Raja is an alumnus of the Darul Arqam Muhammadiyah Islamic Boarding School, Garut, West Java.

He received a bachelor's degree in Al-Qur'an and Tafsir Science from IAIN Syarif Hidayatullah in 2001 with a thesis Ayat-ayat Jihad: Studi Kritis terhadap Penafsiran Jihad sebagai Perang Suci (Jihad Verses: Critical Study of the Interpretation of Jihad as Holy War).

Raja then continued his master's degree at the Department of Peace Studies, University of Bradford, England, through a Chevening scholarship in 2004 and completed it with a thesis, The Conflict in Aceh: Searching for a Peaceful Conflict Resolution Process.

With the Australian Development Scholarship (ADS), Raja continued his doctoral studies at the School of Political Science and International Studies at the University of Queensland, Australia in 2010. He obtained a PhD degree with a dissertation on Religious Peacebuilders: The Role of Religion in Peacebuilding in Conflict Torn Society in Southeast Asia, using case studies of Mindanao (Southern Philippines) and Maluku (Indonesia).
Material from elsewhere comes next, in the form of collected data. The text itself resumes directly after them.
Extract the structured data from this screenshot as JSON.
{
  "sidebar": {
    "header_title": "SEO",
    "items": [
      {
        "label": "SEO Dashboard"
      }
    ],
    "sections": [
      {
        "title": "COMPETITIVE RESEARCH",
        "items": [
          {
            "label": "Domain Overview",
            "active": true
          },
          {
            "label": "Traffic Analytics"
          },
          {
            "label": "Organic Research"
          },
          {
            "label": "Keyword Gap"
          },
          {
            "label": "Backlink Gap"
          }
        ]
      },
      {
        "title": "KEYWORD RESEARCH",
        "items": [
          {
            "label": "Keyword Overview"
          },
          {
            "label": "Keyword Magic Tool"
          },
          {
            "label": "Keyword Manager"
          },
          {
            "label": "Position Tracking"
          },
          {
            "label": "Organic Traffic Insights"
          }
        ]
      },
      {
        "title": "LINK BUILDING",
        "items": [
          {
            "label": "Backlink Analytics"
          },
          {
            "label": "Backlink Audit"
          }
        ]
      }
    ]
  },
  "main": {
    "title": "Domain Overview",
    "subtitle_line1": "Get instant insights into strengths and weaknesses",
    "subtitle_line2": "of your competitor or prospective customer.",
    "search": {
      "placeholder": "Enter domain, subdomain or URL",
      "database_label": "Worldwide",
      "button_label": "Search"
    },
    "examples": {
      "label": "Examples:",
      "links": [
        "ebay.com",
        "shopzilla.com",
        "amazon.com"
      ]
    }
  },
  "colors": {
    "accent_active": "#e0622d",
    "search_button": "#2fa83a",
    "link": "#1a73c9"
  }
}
He became the executive director of The Indonesian Institute (TII). He is also quite active in writing opinions published in several media.

== Career ==
A former General Chairperson of the Central Leadership of the Muhammadiyah Student Association (PP IPM) for the 2000–2002 period, he also became the executive director of the Maarif Institute.

In 2009, he ran in the 2009 Legislative General Election from the Indonesian Democratic Party of Struggle, representing West Java IX district (Subang, Sumedang, and Majalengka Regencies). However, he was not elected because he lost to Maruarar Sirait and Tubagus Hasanuddin.
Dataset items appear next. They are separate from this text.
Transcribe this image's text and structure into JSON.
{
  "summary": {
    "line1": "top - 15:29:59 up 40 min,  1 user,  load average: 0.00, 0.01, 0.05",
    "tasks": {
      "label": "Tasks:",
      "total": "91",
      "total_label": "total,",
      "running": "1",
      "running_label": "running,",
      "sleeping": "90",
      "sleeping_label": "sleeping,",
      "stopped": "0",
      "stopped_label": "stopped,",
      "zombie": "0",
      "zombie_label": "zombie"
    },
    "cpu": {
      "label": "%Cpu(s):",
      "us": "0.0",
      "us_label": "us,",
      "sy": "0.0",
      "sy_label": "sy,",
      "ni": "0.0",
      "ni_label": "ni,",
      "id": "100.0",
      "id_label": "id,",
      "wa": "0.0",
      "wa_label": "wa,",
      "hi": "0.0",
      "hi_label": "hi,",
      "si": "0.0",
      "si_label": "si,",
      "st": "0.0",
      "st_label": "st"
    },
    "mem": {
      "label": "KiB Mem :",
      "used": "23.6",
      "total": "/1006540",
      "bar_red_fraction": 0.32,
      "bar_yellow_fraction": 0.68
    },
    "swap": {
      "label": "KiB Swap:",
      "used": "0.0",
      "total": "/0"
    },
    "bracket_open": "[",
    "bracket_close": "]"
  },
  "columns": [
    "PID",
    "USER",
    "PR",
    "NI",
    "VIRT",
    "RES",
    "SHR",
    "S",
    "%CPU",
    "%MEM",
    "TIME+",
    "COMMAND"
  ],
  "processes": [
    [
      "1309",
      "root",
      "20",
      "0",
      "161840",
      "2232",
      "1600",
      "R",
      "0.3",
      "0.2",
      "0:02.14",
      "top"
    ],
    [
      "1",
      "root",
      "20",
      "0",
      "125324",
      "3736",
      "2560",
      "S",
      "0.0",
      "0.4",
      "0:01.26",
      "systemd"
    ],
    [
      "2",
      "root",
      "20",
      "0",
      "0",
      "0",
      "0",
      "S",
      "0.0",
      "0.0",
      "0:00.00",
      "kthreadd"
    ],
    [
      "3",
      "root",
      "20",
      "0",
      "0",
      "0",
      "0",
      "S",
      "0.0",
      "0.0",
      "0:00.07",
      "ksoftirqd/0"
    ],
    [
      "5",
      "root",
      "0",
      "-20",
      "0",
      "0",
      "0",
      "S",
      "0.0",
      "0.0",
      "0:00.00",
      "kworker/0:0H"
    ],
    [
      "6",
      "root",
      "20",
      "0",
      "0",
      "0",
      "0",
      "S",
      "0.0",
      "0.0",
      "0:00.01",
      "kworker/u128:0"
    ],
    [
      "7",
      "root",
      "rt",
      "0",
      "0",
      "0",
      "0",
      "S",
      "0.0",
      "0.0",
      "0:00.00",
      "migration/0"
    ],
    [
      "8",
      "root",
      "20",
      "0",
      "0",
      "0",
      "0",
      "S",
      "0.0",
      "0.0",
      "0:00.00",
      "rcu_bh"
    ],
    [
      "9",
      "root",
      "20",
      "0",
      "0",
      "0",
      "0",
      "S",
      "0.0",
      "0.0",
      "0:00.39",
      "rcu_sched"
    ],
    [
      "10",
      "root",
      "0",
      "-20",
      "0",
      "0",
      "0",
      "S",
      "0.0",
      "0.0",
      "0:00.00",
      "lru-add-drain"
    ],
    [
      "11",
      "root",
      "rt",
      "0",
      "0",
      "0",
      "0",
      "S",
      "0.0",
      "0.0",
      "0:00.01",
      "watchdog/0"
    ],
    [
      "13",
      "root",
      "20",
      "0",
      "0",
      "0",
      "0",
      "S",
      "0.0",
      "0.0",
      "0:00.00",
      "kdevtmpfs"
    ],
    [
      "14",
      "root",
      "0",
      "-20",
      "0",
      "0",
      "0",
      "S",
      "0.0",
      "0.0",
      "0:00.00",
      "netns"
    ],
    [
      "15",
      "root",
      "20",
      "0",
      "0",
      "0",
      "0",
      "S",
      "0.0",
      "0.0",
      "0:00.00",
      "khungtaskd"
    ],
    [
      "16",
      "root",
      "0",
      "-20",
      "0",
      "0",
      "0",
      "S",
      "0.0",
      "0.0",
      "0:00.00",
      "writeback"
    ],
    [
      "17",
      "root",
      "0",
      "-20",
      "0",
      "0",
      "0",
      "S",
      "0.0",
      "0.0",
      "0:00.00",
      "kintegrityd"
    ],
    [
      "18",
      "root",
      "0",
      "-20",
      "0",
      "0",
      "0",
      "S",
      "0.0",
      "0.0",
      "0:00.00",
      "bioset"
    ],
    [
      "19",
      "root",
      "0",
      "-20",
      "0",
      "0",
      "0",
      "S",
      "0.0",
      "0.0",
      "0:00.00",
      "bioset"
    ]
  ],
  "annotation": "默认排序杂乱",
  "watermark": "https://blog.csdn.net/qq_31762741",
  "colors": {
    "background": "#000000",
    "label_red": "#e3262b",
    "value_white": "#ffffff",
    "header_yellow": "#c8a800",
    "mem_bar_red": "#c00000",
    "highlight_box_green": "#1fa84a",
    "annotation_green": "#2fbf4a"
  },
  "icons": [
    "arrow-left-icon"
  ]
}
He was a candidate for General Chairperson of PP Muhammadiyah for the 2015–2020 period but then resigned because he wanted to concentrate in politics as Secretary-General of the Indonesian Solidarity Party, which he had just founded with several other young politicians.

On 3 June 2024, Raja was appointed as the acting deputy head of the Nusantara Capital City Authority following the resignation of Dhony Rahajoe. With the end of his tenure as Deputy Minister of Agrarian Affairs and Spatial Planning on 20 October 2024, his term as the acting deputy head of the Nusantara Capital City Authority also ended.